Everything is AWESOME!
Europe's markets are up 2.5-3% and our Futures are already up over 1.5% because... well just because so LET'S PARTY like it's 1999 - or that part of 2008 when we thought a small bounce was a sign to jump right back in about 50% from the actual bottom - AWESOME!!!
Just check out the awesome move the S&P is making, right back to test the 1,890 line. Unfortunately, 1,890 just so happens to be the line we predicted we'd bottom at 2 WEEKS AGO (see 1/11's "Meaningless Monday Market Movement") along with 16,200 on the Dow, 9,350 on the NYSE and 1,000 on the Russell. In fact, we're still DOOMED if the Russell can't get back over 1,050 next week. I didn't have a Nasdaq target but we said AAPL would bottom at $96 and it tested $96 yesterday but finished at $96.30 - so I'm going to count that one!
I already sent out a Morning Alert to our Members discussing all the charts and levels and news and stuff, so I won't get back into it here. I also tweeted it out so you can read it for free and get a glimpse into the kind of nonsense we get paid for. In that note, you'll see the following trade idea for our Members:
Still a chance to play copper (HG) on cross over the $2 line.

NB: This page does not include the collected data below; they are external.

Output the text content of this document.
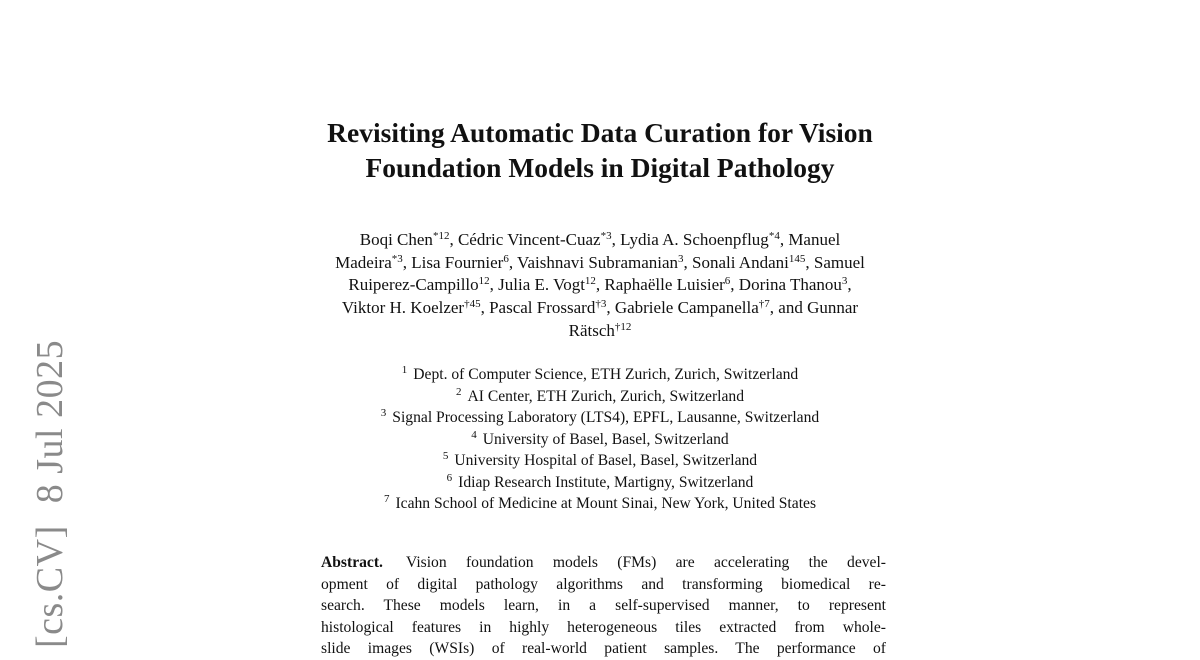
[cs.CV]8 Jul 2025
Revisiting Automatic Data Curation for Vision
Foundation Models in Digital Pathology
Boqi Chen$^{*12}$, Cédric Vincent-Cuaz$^{*3}$, Lydia A. Schoenpflug$^{*4}$, Manuel
Madeira$^{*3}$, Lisa Fournier$^6$, Vaishnavi Subramanian$^3$, Sonali Andani$^{145}$, Samuel
Ruiperez-Campillo$^{12}$, Julia E. Vogt$^{12}$, Raphaëlle Luisier$^6$, Dorina Thanou$^3$,
Viktor H. Koelzer$^{\dagger 45}$, Pascal Frossard$^{\dagger 3}$, Gabriele Campanella$^{\dagger 7}$, and Gunnar
Rätsch$^{\dagger 12}$
$^1$ Dept. of Computer Science, ETH Zurich, Zurich, Switzerland
$^2$ AI Center, ETH Zurich, Zurich, Switzerland
$^3$ Signal Processing Laboratory (LTS4), EPFL, Lausanne, Switzerland
$^4$ University of Basel, Basel, Switzerland
$^5$ University Hospital of Basel, Basel, Switzerland
$^6$ Idiap Research Institute, Martigny, Switzerland
$^7$ Icahn School of Medicine at Mount Sinai, New York, United States
Abstract. Vision foundation models (FMs) are accelerating the devel-
opment of digital pathology algorithms and transforming biomedical re-
search. These models learn, in a self-supervised manner, to represent
histological features in highly heterogeneous tiles extracted from whole-
slide images (WSIs) of real-world patient samples. The performance of
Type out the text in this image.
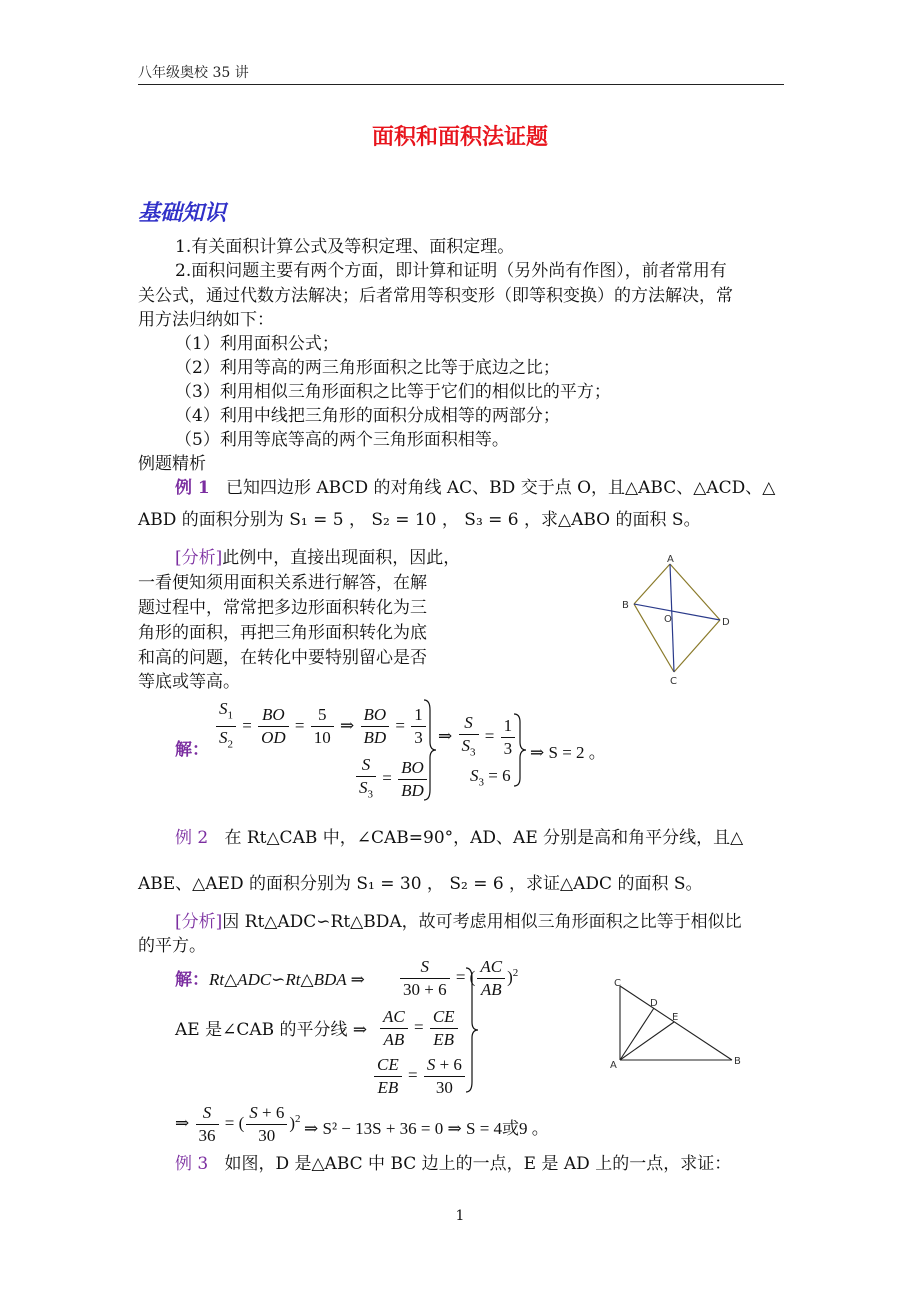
八年级奥校 35 讲
面积和面积法证题
基础知识
1.有关面积计算公式及等积定理、面积定理。
2.面积问题主要有两个方面，即计算和证明（另外尚有作图），前者常用有
关公式，通过代数方法解决；后者常用等积变形（即等积变换）的方法解决，常
用方法归纳如下：
（1）利用面积公式；
（2）利用等高的两三角形面积之比等于底边之比；
（3）利用相似三角形面积之比等于它们的相似比的平方；
（4）利用中线把三角形的面积分成相等的两部分；
（5）利用等底等高的两个三角形面积相等。
例题精析
例 1 已知四边形 ABCD 的对角线 AC、BD 交于点 O，且△ABC、△ACD、△
ABD 的面积分别为 S₁ = 5 ， S₂ = 10 ， S₃ = 6 ，求△ABO 的面积 S。
[分析]此例中，直接出现面积，因此，
一看便知须用面积关系进行解答，在解
题过程中，常常把多边形面积转化为三
角形的面积，再把三角形面积转化为底
和高的问题，在转化中要特别留心是否
等底或等高。
A
B
O	D
C
解： $\frac{S_1}{S_2} = \frac{BO}{OD} = \frac{5}{10}$ ⇒ $\frac{BO}{BD} = \frac{1}{3}$
$\frac{S}{S_3} = \frac{BO}{BD}$
⇒ $\frac{S}{S_3} = \frac{1}{3}$
$S_3 = 6$
⇒ S = 2 。
例 2 在 Rt△CAB 中，∠CAB=90°，AD、AE 分别是高和角平分线，且△
ABE、△AED 的面积分别为 S₁ = 30 ， S₂ = 6 ，求证△ADC 的面积 S。
[分析]因 Rt△ADC∽Rt△BDA，故可考虑用相似三角形面积之比等于相似比
的平方。
解：Rt△ADC∽Rt△BDA ⇒ $\frac{S}{30 + 6}$ = ( $\frac{AC}{AB} )^2$
AE 是∠CAB 的平分线 ⇒ $\frac{AC}{AB} = \frac{CE}{EB}$
$\frac{CE}{EB} = \frac{S + 6}{30}$
⇒ $\frac{S}{36}$ = ( $\frac{S + 6}{30} )^2$
⇒ S² − 13S + 36 = 0 ⇒ S = 4或9 。
C
D
E
A	B
例 3 如图，D 是△ABC 中 BC 边上的一点，E 是 AD 上的一点，求证：
1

Someone Is Trying To Corner The Copper Market. One company whose identity is unknown, is "hoarding as much as half the copper available in warehouses tracked by the London Metal Exchange."
We had two chances to make money on copper so far this morning - first at a penny and then for 1.5 cents as we stopped out on a rejection at the $2.02 mark. That may not seem like a big deal but /HG contracts pay $250 per penny, per contract! This is how we make our Egg McMuffin money at Philstockworld or, as one of our Members (Burrben) said:
Good job on Hg. Helping me fund my daughters school!

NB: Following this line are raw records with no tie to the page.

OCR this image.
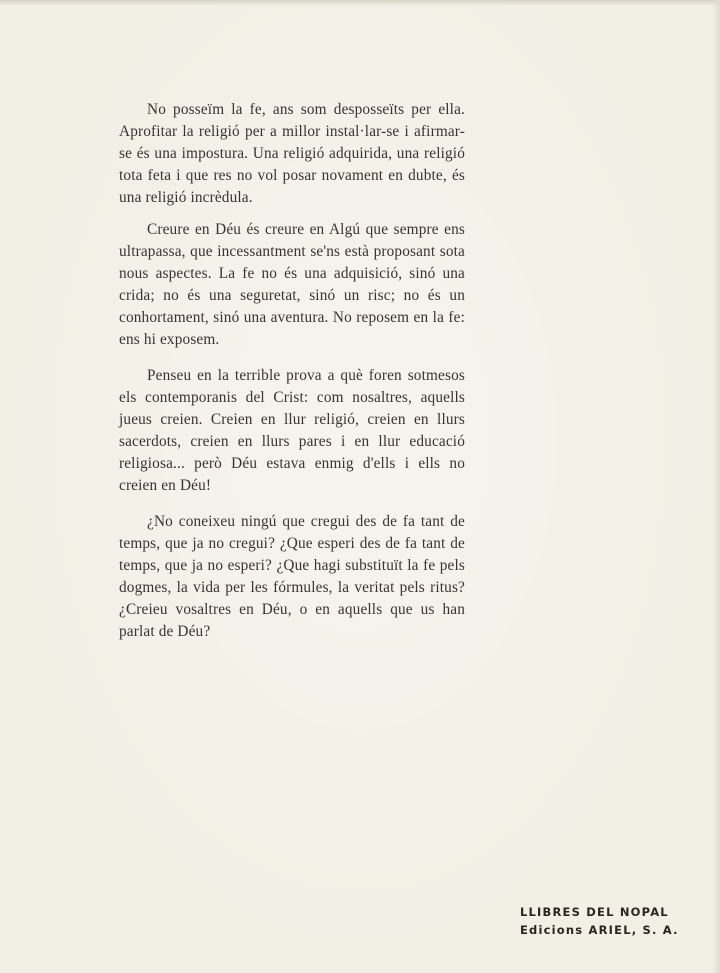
No posseïm la fe, ans som desposseïts per ella. Aprofitar la religió per a millor instal·lar-se i afirmar-se és una impostura. Una religió adquirida, una religió tota feta i que res no vol posar novament en dubte, és una religió incrèdula.

Creure en Déu és creure en Algú que sempre ens ultrapassa, que incessantment se'ns està proposant sota nous aspectes. La fe no és una adquisició, sinó una crida; no és una seguretat, sinó un risc; no és un conhortament, sinó una aventura. No reposem en la fe: ens hi exposem.

Penseu en la terrible prova a què foren sotmesos els contemporanis del Crist: com nosaltres, aquells jueus creien. Creien en llur religió, creien en llurs sacerdots, creien en llurs pares i en llur educació religiosa... però Déu estava enmig d'ells i ells no creien en Déu!

¿No coneixeu ningú que cregui des de fa tant de temps, que ja no cregui? ¿Que esperi des de fa tant de temps, que ja no esperi? ¿Que hagi substituït la fe pels dogmes, la vida per les fórmules, la veritat pels ritus? ¿Creieu vosaltres en Déu, o en aquells que us han parlat de Déu?

LLIBRES DEL NOPAL
Edicions ARIEL, S. A.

Hopefully we can fund a lot of educations as our super-bullish Options Opportunity Portfolio came roaring back from the dead with a 20% gain on yesterday's bounce. That's up 20% since we talked about how badly it was doing in Wednesday's Live Trading Webinar at about 1:30pm - not bad for a day's work! We're certainly going to lock today's gains in with a hedge - like the ones we discussed in yesterday's morning post, though now we'll be able to take more aggressive positions thanks to a 2.5% pop in the indexes.
Our more hedged Butterfly Portfolio gained 12% yesterday and our Long-Term Portfolio blasted 10% higher along with the Short-Term Portfolio but still not back over the $1M mark for the pair, which is up 66% in two years but today should hit $1M and, again, we'll be locking in some of these gains with those hedges after we removed them all in our bottom call last Thursday (see "Fearful Thursday – Are the Markets DOOMED? Breaking Down the Dow" for our logic in calling a long).
And where was the S&P last Thursday? 1,890 at Wednesday's close of course. Our 5% Rule™ never lets us down! We called the bottom Thursday morning but didn't start buying until the next day, when we bottomed at 1,860 and this week we've continued to do some bottom-fishing (as I mentioned in the morning posts). Please keep in mind though that our 5% Rule™ also says that, so far, this is nothing but a weak bounce and we need another 2% move higher (3% from today's open) before we're feeling more confident over the strong bounce line and, even then - if we're rejected there - we're still DOOMED!
Next Wednesday is the Fed Meeting and ANYTHING can happen there and it's widely expected that China will do SOMETHING over the weekend and, if they don't - we could get right back to having a rough ride but, for now - enjoy the bounce!